I swapped the plugs, and what was in the video card, I plugged into the monitor, and what was in the monitor, I plugged into the video card. It did nothing.
Then I got into the box of the system unit for an HDMI cable, which I took DisplayPort to replace when buying a PC, because the old HDMI version would not give out 144 Hz on the monitor, and the new version of HDMI is equivalent to a good DisplayPort.
And so I turned off the PC, connected HDMI to one connector (in the monitor 2 HDMI, 1 DisplayPort) - voila, the core of the video card moved, it went up from 300 Mhz, but the monitor frequency was 59 frames.
Turned off the PC again. I connected HDMI to the second connector - everything is just as good with the core of the video card, it does not stand at 300 MHz under load, but again 59 Hz at the monitor.
It became annoying. Turned off the PC, pulled out the DisplayPort cable like a spring, held it taut for a bit. Then, just in case, he took a toothbrush, brushed it with hairs, where they reached, the inside of the DisplayPort plugs, rubbed the outside with his fingers. After that, in the video card, he also brushed the connectors with a brush, then he spat on everything, blew, stuck DisplayPort (before that, he pulled out HDMI).
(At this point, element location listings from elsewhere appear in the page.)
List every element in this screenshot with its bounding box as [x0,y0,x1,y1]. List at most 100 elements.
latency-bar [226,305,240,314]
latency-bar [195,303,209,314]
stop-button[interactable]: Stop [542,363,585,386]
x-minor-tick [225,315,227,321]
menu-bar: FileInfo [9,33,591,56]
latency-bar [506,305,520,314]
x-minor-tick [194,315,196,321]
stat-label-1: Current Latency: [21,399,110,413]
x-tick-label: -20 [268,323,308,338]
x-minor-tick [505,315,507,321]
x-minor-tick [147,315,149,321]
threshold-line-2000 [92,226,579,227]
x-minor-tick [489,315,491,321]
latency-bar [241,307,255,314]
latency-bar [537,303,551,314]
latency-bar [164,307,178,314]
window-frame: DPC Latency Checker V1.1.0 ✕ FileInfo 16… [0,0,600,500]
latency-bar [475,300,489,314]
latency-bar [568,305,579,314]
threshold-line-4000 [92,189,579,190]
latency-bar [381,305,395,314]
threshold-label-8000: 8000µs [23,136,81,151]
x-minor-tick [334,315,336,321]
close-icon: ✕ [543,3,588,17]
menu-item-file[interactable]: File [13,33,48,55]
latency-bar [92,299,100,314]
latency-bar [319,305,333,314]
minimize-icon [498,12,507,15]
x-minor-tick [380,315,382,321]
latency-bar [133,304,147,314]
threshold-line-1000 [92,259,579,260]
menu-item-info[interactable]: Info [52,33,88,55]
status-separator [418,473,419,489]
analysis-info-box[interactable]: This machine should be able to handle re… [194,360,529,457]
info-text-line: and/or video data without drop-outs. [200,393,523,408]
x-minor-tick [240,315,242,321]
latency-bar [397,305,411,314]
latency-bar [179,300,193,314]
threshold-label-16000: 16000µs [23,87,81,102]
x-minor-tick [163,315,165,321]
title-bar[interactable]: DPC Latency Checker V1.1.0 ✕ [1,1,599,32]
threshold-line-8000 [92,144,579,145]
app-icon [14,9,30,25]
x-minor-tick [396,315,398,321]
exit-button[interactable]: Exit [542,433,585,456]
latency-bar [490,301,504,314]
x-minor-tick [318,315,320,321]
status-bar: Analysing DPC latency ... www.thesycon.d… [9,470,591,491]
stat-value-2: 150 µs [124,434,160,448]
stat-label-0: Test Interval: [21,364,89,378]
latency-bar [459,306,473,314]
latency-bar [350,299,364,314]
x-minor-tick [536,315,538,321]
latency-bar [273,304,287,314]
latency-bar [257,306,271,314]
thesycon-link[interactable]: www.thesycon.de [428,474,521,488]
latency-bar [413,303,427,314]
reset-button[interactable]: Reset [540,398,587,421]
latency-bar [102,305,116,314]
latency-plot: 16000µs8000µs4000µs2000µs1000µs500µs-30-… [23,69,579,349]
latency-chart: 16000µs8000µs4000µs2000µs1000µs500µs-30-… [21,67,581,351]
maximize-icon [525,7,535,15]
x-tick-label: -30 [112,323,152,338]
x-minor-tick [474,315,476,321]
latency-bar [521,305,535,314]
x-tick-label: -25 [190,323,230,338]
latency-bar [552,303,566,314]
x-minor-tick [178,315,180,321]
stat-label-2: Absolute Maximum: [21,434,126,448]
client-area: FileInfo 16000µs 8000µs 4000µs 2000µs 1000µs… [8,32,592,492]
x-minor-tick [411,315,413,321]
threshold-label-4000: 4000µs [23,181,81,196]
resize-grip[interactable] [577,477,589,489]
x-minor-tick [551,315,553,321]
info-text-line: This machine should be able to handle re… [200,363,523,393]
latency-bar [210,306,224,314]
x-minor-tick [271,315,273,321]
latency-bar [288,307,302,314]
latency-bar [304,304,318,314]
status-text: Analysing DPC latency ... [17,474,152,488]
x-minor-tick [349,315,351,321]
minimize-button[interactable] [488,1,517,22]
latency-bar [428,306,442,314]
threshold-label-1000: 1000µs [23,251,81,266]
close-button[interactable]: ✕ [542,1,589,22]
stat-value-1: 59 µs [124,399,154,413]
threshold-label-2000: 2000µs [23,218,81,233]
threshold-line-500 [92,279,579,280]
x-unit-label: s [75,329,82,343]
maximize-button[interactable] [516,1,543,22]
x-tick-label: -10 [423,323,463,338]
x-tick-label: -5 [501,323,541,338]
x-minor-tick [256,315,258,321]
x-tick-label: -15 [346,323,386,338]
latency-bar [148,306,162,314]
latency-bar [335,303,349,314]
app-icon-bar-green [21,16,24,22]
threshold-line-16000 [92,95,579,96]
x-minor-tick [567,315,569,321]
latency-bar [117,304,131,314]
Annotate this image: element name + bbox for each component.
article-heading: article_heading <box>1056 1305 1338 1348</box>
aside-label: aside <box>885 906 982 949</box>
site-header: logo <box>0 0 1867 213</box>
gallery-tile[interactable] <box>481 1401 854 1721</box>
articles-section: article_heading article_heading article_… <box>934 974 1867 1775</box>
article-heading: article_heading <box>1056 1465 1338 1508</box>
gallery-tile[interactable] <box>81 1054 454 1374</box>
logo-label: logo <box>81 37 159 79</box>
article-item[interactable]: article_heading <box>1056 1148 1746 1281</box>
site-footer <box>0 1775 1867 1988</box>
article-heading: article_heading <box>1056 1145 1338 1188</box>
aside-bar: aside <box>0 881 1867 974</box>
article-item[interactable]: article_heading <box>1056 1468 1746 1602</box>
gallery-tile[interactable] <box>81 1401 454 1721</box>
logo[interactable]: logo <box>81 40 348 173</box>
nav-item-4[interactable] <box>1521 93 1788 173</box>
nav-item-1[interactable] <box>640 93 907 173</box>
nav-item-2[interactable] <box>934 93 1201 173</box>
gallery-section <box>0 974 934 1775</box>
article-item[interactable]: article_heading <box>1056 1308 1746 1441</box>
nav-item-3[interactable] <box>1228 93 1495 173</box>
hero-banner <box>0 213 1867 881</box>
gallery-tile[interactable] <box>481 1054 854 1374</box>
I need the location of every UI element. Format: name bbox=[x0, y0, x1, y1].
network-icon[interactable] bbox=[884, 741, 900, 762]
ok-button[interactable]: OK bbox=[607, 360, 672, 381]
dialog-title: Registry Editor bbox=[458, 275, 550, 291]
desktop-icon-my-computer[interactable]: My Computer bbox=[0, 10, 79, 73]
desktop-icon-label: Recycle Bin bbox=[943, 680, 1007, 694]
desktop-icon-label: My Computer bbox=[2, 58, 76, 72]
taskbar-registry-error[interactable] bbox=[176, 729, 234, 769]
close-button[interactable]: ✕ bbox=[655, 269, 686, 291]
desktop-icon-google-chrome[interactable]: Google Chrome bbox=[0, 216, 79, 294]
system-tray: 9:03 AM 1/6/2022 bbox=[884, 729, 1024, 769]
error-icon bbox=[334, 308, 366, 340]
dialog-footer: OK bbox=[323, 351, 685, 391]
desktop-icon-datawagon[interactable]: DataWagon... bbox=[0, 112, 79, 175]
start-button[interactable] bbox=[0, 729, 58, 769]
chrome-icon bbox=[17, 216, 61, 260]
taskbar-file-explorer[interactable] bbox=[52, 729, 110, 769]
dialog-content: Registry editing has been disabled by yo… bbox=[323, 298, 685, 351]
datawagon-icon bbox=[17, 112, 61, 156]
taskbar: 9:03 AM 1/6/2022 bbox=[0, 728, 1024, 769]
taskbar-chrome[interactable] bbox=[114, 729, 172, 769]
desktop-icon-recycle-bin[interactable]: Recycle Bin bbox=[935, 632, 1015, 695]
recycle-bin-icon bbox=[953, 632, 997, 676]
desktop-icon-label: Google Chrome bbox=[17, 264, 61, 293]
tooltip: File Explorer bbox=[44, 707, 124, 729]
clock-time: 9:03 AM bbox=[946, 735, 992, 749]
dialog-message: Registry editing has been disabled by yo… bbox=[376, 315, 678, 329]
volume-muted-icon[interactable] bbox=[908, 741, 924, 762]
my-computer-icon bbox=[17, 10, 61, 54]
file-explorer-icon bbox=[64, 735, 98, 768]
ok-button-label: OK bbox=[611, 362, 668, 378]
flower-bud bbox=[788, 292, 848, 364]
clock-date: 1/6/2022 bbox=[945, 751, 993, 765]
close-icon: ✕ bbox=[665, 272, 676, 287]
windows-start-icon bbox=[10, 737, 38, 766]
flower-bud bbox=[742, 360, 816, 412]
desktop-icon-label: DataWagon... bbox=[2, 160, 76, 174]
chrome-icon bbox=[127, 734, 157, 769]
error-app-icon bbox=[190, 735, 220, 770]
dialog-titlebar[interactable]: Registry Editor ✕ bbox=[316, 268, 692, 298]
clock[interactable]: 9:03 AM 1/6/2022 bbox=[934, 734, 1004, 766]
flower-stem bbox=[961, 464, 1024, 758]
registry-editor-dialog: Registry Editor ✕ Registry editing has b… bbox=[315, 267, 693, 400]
And after these frauds and with DisplayPort, the core of the video card gave more than 300 Mhz, but the monitor already gave out 144 Hz.
PS
Moral - you need to watch the cables. I constantly move the monitor to the edge of the table when I go to watch a movie so that it is closer. And at the same time, I am not a fan of artificial light, so after viewing in the dark, I move the monitor back to the wall. And more than once it happened that I get up in the morning, and I have a monitor leg on a DisplayPort cable. And although I have it thick and not cheap, but, probably, something in it was damaged due to my improper use.
And this did not allow the core of the video card to rise above 300 Mhz. What connection - I do not understand. But it is, and this is a fact.